Support custom calibration datasets

NVIDIA / TensorRT-LLM

TensorRT-LLM provides users with an easy-to-use Python API to define Large Language Models (LLMs) and build TensorRT engines that contain state-of-the-art optimizations to perform inference efficiently on NVIDIA GPUs. TensorRT-LLM also contains components to create Python and C++ runtimes that execute those TensorRT engines.

https://nvidia.github.io/TensorRT-LLM

Apache License 2.0

7.35k stars 794 forks source link

Support custom calibration datasets #1762

Closed DreamGenX closed 2 weeks ago

DreamGenX commented 2 weeks ago

With this change, the user can supply a custom json or jsonl with a text column for calibration.

nv-guomingz commented 2 weeks ago

Hi @syuoni ,would u please review this PR?

syuoni commented 2 weeks ago

Thanks @DreamGenX . I've started to integrate this PR to our internal repo, and probably this will be available in the next Github weekly update.

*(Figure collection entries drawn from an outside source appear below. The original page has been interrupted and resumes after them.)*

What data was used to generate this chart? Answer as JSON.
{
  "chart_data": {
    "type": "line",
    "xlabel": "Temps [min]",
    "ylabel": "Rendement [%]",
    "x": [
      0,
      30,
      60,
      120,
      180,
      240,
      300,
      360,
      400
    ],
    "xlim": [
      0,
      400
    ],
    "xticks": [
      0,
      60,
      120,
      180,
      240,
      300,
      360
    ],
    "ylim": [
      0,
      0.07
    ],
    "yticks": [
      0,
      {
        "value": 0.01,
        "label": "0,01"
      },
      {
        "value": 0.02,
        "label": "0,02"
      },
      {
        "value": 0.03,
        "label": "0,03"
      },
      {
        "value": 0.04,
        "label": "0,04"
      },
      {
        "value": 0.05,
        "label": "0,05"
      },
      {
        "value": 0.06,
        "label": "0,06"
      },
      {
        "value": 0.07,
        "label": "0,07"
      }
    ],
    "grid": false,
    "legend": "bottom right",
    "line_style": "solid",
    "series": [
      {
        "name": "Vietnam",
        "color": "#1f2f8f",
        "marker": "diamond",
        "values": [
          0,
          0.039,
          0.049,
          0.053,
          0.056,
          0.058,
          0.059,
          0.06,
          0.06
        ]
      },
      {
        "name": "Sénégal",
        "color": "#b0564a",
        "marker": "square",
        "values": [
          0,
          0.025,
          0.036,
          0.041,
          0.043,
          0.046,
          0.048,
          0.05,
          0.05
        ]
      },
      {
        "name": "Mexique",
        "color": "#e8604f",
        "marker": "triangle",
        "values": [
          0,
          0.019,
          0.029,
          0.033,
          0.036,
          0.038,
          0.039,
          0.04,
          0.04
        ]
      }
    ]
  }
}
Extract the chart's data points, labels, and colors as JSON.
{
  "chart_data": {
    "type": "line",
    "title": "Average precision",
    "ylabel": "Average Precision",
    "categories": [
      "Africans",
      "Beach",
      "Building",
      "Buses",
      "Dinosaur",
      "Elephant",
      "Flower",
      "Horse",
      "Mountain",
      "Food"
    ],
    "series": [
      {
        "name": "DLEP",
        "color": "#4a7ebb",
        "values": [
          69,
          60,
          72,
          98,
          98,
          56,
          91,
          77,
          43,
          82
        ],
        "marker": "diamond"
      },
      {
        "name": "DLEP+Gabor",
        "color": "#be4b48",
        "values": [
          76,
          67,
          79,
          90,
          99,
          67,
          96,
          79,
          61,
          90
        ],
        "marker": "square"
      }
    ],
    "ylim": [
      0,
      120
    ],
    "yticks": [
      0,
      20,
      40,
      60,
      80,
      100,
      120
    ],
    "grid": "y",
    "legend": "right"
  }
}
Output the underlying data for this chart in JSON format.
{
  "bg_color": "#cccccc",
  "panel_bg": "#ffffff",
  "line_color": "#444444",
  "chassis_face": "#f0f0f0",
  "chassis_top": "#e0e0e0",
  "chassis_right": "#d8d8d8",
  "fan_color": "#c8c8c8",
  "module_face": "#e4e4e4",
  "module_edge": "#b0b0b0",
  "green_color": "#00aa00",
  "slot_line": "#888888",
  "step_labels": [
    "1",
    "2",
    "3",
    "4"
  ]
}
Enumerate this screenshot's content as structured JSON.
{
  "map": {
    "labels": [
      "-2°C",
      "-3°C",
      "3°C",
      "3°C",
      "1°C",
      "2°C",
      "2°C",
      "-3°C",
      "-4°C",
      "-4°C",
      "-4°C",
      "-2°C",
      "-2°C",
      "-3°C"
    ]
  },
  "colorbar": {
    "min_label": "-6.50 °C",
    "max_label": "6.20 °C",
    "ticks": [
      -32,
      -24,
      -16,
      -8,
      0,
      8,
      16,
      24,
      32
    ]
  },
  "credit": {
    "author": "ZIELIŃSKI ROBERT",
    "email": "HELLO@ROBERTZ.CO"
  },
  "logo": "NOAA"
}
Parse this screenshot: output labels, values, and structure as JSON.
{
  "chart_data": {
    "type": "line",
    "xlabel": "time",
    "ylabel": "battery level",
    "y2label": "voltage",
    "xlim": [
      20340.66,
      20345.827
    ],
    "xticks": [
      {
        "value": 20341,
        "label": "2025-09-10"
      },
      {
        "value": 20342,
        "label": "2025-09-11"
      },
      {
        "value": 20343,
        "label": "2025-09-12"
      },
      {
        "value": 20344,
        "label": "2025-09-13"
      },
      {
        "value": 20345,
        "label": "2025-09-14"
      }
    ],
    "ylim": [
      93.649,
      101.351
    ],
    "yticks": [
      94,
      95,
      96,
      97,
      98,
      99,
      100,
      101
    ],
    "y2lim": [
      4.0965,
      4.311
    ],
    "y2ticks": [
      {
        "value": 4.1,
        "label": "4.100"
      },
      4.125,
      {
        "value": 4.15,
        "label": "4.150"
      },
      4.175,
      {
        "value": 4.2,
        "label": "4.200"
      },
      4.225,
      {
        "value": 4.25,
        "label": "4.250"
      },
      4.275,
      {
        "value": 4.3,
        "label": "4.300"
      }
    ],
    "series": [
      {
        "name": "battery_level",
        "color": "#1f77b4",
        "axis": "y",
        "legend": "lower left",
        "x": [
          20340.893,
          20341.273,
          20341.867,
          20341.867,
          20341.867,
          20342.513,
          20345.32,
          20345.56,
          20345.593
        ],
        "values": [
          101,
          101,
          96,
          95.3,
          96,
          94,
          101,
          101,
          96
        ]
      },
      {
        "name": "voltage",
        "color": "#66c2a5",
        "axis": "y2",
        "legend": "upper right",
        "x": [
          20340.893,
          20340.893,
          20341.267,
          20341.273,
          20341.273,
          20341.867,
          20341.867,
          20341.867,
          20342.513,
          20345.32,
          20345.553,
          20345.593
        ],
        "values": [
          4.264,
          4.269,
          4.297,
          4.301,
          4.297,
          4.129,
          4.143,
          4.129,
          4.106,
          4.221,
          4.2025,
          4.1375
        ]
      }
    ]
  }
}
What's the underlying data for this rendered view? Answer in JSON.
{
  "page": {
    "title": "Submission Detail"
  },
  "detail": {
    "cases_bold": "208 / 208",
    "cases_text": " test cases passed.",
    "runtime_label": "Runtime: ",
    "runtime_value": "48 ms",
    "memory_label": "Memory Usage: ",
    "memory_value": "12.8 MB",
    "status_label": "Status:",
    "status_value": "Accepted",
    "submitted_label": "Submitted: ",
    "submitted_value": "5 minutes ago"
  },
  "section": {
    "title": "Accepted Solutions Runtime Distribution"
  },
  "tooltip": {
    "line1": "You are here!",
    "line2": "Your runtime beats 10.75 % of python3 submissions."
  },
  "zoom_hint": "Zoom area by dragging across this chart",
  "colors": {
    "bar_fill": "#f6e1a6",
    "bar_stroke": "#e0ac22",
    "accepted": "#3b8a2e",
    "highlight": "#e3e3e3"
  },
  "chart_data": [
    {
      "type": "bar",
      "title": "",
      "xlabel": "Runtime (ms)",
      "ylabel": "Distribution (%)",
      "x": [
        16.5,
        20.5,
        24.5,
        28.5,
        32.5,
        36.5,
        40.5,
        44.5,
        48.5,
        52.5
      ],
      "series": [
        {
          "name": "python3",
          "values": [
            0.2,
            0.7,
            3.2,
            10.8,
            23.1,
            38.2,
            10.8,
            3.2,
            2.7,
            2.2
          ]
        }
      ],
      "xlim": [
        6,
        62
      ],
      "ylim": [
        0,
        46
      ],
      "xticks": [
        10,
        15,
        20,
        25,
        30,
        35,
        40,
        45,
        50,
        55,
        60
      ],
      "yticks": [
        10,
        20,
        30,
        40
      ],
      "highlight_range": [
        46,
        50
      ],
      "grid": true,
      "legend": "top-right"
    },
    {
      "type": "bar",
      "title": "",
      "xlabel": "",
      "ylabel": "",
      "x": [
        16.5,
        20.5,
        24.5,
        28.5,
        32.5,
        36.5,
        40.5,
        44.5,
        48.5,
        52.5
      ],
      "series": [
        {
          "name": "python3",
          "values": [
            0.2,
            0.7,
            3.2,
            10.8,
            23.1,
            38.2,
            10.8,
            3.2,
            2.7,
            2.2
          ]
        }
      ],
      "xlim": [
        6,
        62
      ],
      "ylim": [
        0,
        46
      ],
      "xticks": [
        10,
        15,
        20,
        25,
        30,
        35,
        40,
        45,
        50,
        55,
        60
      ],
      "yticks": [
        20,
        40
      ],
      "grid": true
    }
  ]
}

DreamGenX commented 2 weeks ago

Thank you @syuoni -- I just noticed it should also be probably added for the nemo codepath.

syuoni commented 2 weeks ago

Hi @DreamGenX , this PR is using dataset_name_or_dir as a single data file path, and supports json/jsonl only.

An more general way is to prepare a HF dataset repo (according to this instruction), and use the local path to this repo for calibration. This allows more complex data structures (e.g., multiple files) and formats (e.g., csv). Does this make sense to you?

syuoni commented 2 weeks ago

Thank you @syuoni -- I just noticed it should also be probably added for the nemo codepath.

Yes, I will cover the nemo path. Thanks for the reminder.

syuoni commented 2 weeks ago

Hi @DreamGenX , this PR is using dataset_name_or_dir as a single data file path, and supports json/jsonl only.

An more general way is to prepare a HF dataset repo (according to this instruction), and use the local path to this repo for calibration. This allows more complex data structures (e.g., multiple files) and formats (e.g., csv). Does this make sense to you?

Hi @DreamGenX , We will go with this HF repo style support for customized calibration dataset.

If you have a data file path/to/data.json that you want to pass to dataset_name_or_dir, you can just:

move it to a separate folder and rename like path/to/repo/train.json, then
pass path/to/repo to dataset_name_or_dir.